Cybersecurity is a Major Issue for Higher Ed
A growing number of threats are engineered to target a specific institution and its unique vulnerabilities. What should institutions do?
As the volume and rate of complex cyber-attacks such as malware, ransomware, DNS data exfiltration and phishing continue to rise exponentially, higher education institutions are now struggling to deal with a tsunami of threats. To add to the challenge, the vast majority of threats they face are engineered to target a specific institution and to exploit any vulnerabilities in its specific security systems and processes.
A system that becomes infected with malware presents a huge risk for any college or university. For example, in the case of an infected laptop, disconnecting the device from the network and removing the malware is time consuming and inconvenient, and there is a greater risk that a malware-infected laptop could be used to steal confidential data such as student information, financial data, usernames and passwords.
The financial and reputational impact that a data breach can have on an institution can be catastrophic, which is why cybersecurity is now a board agenda.
Basic Won’t Cut it Anymore
Many higher education institutions have already invested heavily in security solutions, but the bad actors continue to bypass many of the current security controls. Other institutions have underinvested and only have basic protections in place, but now realize that it is simply a matter of time before this approach fails.
Why is this a hard problem for them to solve?
Even when an organization has deployed multiple security solutions such as Next Generation Firewalls, Secure Web Gateways, Sandboxing, Intruder Prevention Systems, Endpoint Anti-Virus, and other similar protections, the malicious actors are still able to get into the institution by exploiting weaknesses and gaps in its security posture.
The key driver for breaking into a college or university – or any organization, for that matter – is typically financial, which means that there is a game of cat and mouse played between the bad actors and institutions.
3 reasons why cybersecurity is such a problem for higher ed
1. Techniques Evolve FAST
Bad actors continually invest significant amounts of time and money in developing and adapting targeted threats that can bypass the defenses an organization has built. They use a wide range of sophisticated and evolving techniques that make it very difficult for any higher education institution to have a 100-percent-effective approach to security. As new attack vectors develop, organizations have increased exposure and increased risk.
2. Domain Name System (DNS)
One common factor seen across many threats is the use of the Domain Name System or DNS. The DNS is a core Internet protocol and is arguably one of its most critical components. When a user types www.example.com into their browser, the request is resolved by the recursive DNS infrastructure to identify the IP address of the physical web server that hosts example.com. An easy way to think about DNS is that it is essentially a phone book for the Internet that translates easy-to-remember resource names into the IP address of the server where that resource is located.
However, DNS has no intelligence to determine if a requested domain is a safe domain or a malicious domain that hosts malware. Instead, it will return the IP address for both good and bad domains. So, if a user in an organization receives a phishing email and they click on the link in the email, DNS will answer the request with the IP address of the server that hosts the phishing domain.

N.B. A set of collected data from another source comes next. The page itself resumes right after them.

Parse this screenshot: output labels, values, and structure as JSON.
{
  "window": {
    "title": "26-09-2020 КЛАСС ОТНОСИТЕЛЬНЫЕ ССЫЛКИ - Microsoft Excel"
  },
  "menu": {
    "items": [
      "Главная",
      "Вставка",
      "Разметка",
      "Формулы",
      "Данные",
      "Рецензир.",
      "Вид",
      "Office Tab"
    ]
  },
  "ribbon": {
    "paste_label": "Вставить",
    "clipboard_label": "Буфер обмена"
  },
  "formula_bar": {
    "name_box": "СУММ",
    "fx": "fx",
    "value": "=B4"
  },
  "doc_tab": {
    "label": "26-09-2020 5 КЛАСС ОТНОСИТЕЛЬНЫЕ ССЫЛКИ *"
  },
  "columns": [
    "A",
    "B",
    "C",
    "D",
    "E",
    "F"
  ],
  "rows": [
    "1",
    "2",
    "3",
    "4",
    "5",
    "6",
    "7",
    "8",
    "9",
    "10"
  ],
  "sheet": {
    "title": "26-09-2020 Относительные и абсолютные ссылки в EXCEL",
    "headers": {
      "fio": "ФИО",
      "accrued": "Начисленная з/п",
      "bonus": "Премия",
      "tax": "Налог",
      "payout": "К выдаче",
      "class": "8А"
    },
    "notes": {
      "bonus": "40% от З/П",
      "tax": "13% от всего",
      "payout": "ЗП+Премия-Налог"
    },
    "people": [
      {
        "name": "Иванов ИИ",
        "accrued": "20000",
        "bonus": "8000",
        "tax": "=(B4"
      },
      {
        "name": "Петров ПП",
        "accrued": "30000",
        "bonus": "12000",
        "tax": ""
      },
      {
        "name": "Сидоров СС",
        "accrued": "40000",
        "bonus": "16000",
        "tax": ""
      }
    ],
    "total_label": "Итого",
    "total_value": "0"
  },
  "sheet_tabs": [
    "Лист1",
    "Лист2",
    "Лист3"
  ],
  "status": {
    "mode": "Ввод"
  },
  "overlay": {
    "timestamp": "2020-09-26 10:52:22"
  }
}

For example, when malware is installed on a device, it works just like any other software and tries to install additional software or receive updates. For the vast majority of modern malware, the way the malware calls home is by making a DNS request to find out which command and control (C2) server it should connect to. Using DNS provides greater flexibility than a hard-coded IP address that is easier for authorities to track down and for enterprises to block using a simple firewall rule.
In another example, DNS data exfiltration uses DNS requests to encrypt and send out confidential information outside of the organization. This could be credit card numbers, user logins and passwords, social security numbers, and so on. The malicious actors unencrypt the information and then sell or rent that data or use it to launch further attacks. Given the volume of DNS requests for a typical enterprise, it is not practical to inspect every packet.
3. Obfuscation Techniques
Associated with C2 and DNS data exfiltration, the bad actors also use obfuscation techniques such as Domain Generation Algorithms and Fast Flux domains to make it difficult for organizations to detect and block the malicious DNS requests.
The big challenge that higher education institutions face is that they often have limited visibility into the threat landscape that they uniquely face. As a result, one institution is likely to have a very different view of the threat landscape than that faced by another institution.
That means that when a college or university faces a threat that they have not seen before, it takes longer for them to identify and remediate the problem.
Given the evolving and expanding threat environment, institutions need to share information to improve the cybersecurity posture across the entire higher education market.